Fluent ONNX Builder (Light API)#

yobx.builder.light provides a chainable, expression-oriented API for building ONNX graphs without writing protobuf boilerplate. It is designed for small models, test fixtures, and quick experimentation.

Core classes#

The module exposes three core abstractions:

  • OnnxGraph — accumulates nodes, inputs, outputs, and initializers. Created via start (ModelProto output) or g (GraphProto output for subgraphs).

  • Var — represents a single tensor value (graph input, initializer, or node output). Supports Python operator overloads (+, -, *, /, @, etc.) and every standard ONNX operator as a method (Relu(), MatMul(), …).
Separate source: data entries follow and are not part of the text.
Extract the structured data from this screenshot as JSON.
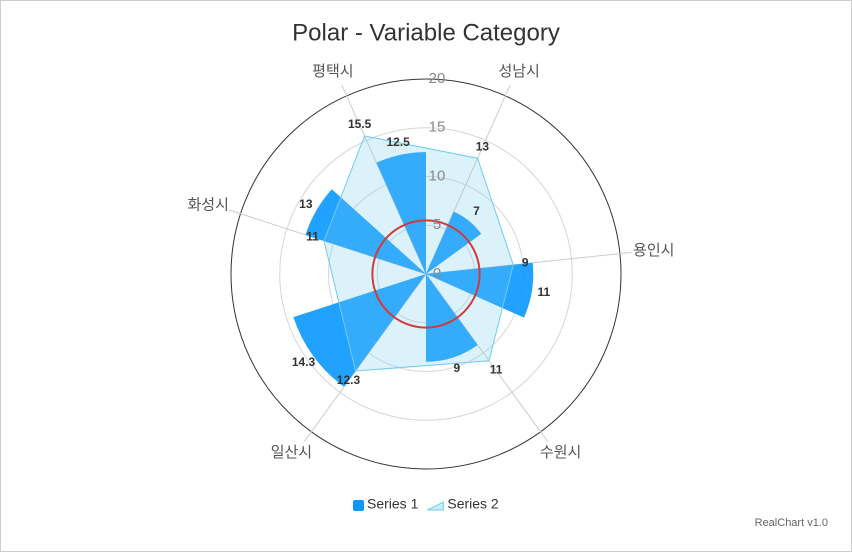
{
  "chart_data": {
    "type": "polar",
    "title": "Polar - Variable Category",
    "categories": [
      "평택시",
      "성남시",
      "용인시",
      "수원시",
      "일산시",
      "화성시"
    ],
    "category_widths": [
      1,
      1.25,
      1.25,
      1.5,
      1.5,
      1
    ],
    "start_angle": -24,
    "series": [
      {
        "name": "Series 1",
        "type": "bar",
        "color": "#0a98ff",
        "values": [
          12.5,
          7,
          11,
          9,
          14.3,
          13
        ]
      },
      {
        "name": "Series 2",
        "type": "area",
        "color": "#6fcdee",
        "values": [
          15.5,
          13,
          9,
          11,
          12.3,
          11
        ]
      }
    ],
    "ylim": [
      0,
      20
    ],
    "yticks": [
      0,
      5,
      10,
      15,
      20
    ],
    "grid": true,
    "guide_circle": {
      "value": 5.5,
      "color": "#d13a3a"
    },
    "legend": "bottom",
    "credits": "RealChart v1.0"
  }
}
  • Vars — a tuple of Var objects returned when a node produces multiple outputs (e.g. Split, TopK).

Building a simple model#

The minimal workflow is a single chained expression starting from start():

<<<

from yobx.builder.light import start

# Build Y = Neg(X)
onx = start().vin("X").Neg().rename("Y").vout().to_onnx()
print(f"inputs : {[i.name for i in onx.graph.input]}")
print(f"outputs: {[o.name for o in onx.graph.output]}")
print(f"nodes  : {[n.op_type for n in onx.graph.node]}")

>>>

    inputs : ['X']
    outputs: ['Y']
    nodes  : ['Neg']

Each call in the chain returns either an OnnxGraph (for methods like vin) or a Var (for operator methods and rename). Calling to_onnx (or its shortcut on Var) finalizes the model.

Two-input models#

When multiple inputs are needed, call vin for each input and then combine them with bring before applying the operator:

<<<

from yobx.builder.light import start

onx = start().vin("X").vin("Y").bring("X", "Y").Add().rename("Z").vout().to_onnx()
print(f"inputs : {[i.name for i in onx.graph.input]}")
print(f"outputs: {[o.name for o in onx.graph.output]}")

>>>

    inputs : ['X', 'Y']
    outputs: ['Z']

Python operator overloads#

Var supports the standard Python arithmetic operators so that expressions closely mirror the underlying math:

<<<

import numpy as np
from yobx.builder.light import start

gr = start()
x = gr.vin("X")
y = gr.vin("Y")
bias = gr.cst(np.ones(4, dtype=np.float32), "bias")

# (X * Y) + bias → renamed to Z, declared as graph output
(x * y + bias).rename("Z").vout()

onx = gr.to_onnx()
print(f"nodes  : {[n.op_type for n in onx.graph.node]}")
print(f"outputs: {[o.name for o in onx.graph.output]}")

>>>

    nodes  : ['Mul', 'Add']
    outputs: ['Z']

Constants and initializers#

cst adds a numpy array as a graph initializer and returns a Var pointing to it:

<<<

import numpy as np
from yobx.builder.light import start

gr = start()
x = gr.vin("X")
w = gr.cst(np.random.randn(4, 2).astype(np.float32), "W")
(x @ w).rename("Y").vout()

onx = gr.to_onnx()
print(f"initializers: {[i.name for i in onx.graph.initializer]}")
print(f"nodes       : {[n.op_type for n in onx.graph.node]}")

>>>

    initializers: ['W']
    nodes       : ['MatMul']

Multiple outputs#

Operators that produce more than one tensor return a Vars object. Individual outputs are accessed by indexing. Unique is an example of such an operator — it returns unique values, indices, inverse indices, and counts as four separate tensors:

<<<

from yobx.builder.light import start

gr = start()
x = gr.vin("X")
parts = x.Unique(axis=0, sorted=1)  # returns Vars with 4 outputs
parts[0].rename("vals").vout()  # unique values
parts[1].rename("inds").vout()  # indices

onx = gr.to_onnx()
print(f"outputs: {[o.name for o in onx.graph.output]}")

>>>

    outputs: ['vals', 'inds']

Subgraphs#

Use g() to build a GraphProto for use inside control-flow operators such as If. The graph is finalized with to_onnx, which returns a onnx.GraphProto in this mode:

from yobx.builder.light import g

then_branch = g().vin("X").Relu().rename("Y").vout().to_onnx()
else_branch = g().vin("X").Abs().rename("Y").vout().to_onnx()

See also

GraphBuilder — the GraphBuilder API for building and optimizing ONNX graphs programmatically, which is more feature-rich but lower-level.

Translate — translating an existing onnx.ModelProto back to Python source code using the light API or the onnx.helper functions.